Jürgen Moltmann describes this best when he writes,

"Hope is nothing else than the expectation of those things which faith has believed to have been truly promised by God. Thus, faith believes God to be true, hope awaits the time when this truth shall be manifested; faith believes that he is our Father, hope anticipates that he will ever show himself to be a Father toward us ... faith is the foundation on which hope rests, hope nourishes and sustains faith."

Nothing is more telling of the Old Creation than a society that spends billions of dollars to house approximately 25 percent of the world's prisoners while only making up roughly four percent of the world's population; a society where one in five children are living in poverty; a society where police killing of black people is systemic, routinized, and usually without legal consequence; a society where people of color, women, and members of the LGBTQ community are discriminated against and subject to violence; a society that has been corrupted, distorted, split, and almost destroyed.
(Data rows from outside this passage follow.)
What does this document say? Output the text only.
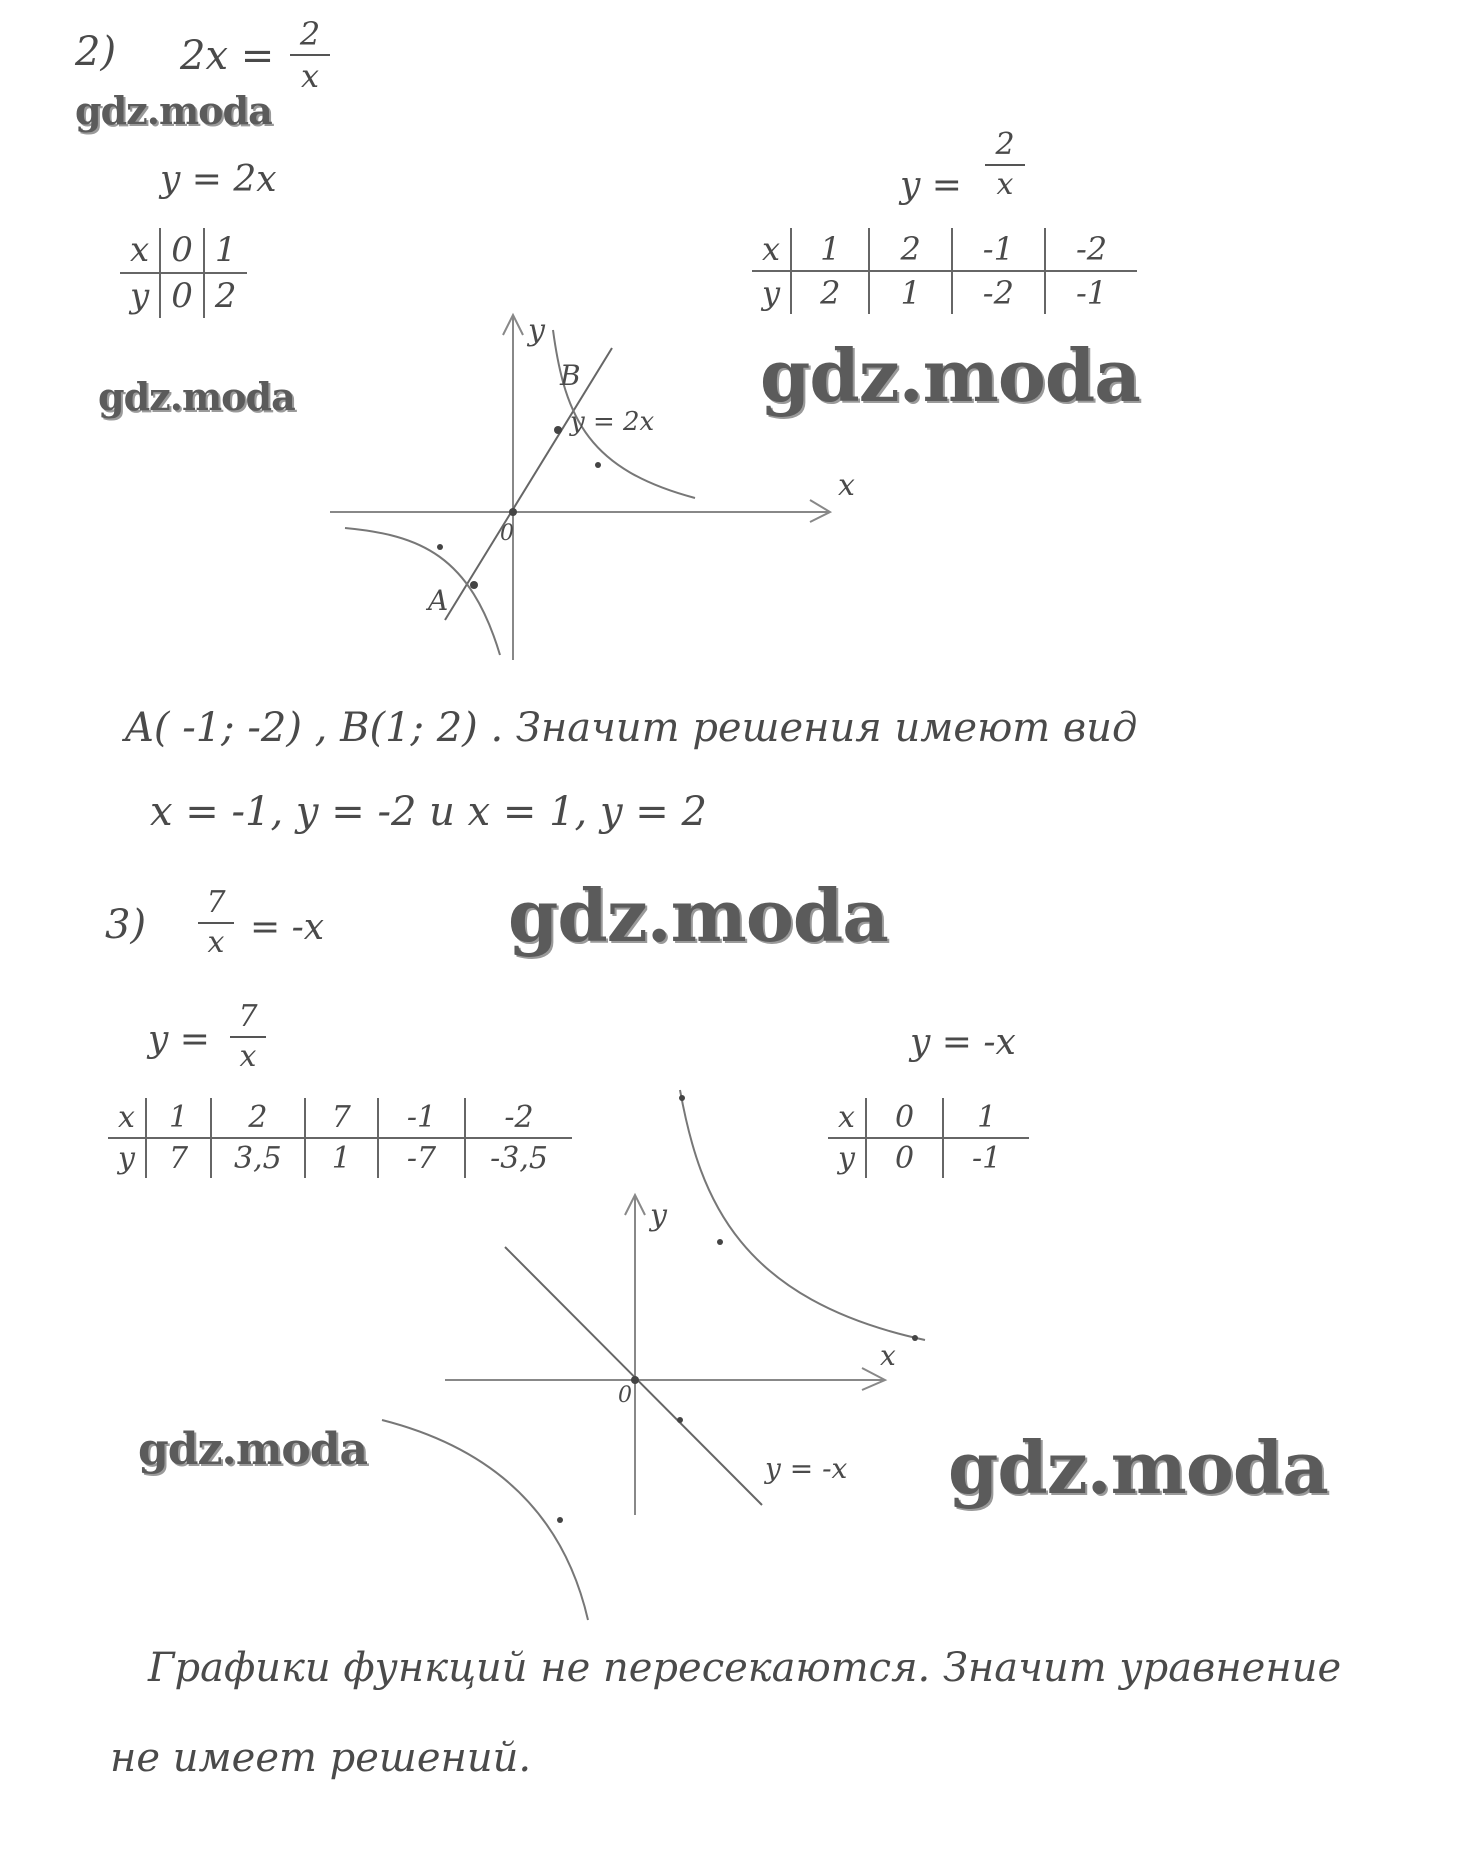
2) 2x = 2
x
gdz.moda
y = 2x
x	0	1
y	0	2
y =
2
x
x	1	2	-1	-2
y	2	1	-2	-1
gdz.moda
gdz.moda
y
x
0
A
B
y = 2x
A( -1; -2) , B(1; 2) . Значит решения имеют вид
x = -1, y = -2 и x = 1, y = 2
3) 7
x = -x	gdz.moda
y =
7
x
x	1	2	7	-1	-2
y	7	3,5	1	-7	-3,5
y = -x
x	0	1
y	0	-1
y
x
0
y = -x
gdz.moda	gdz.moda
Графики функций не пересекаются. Значит уравнение
не имеет решений.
Organizing as a spiritual discipline is only one of several ways we can participate in the New Creation. But it is perhaps the most practical. When we actively seek justice and try to love this society into a better place, we are not just fighting the forces that want us to relapse into the Old Creation. Nor are we solely placing our hopes into something that will come far into the future. We are revolutionizing and transforming the present.

As Paul Tillich writes, "A New state of things has appeared, it still appears; it is hidden and visible, it is there and it is here. Accept it, enter into it, let it grasp you."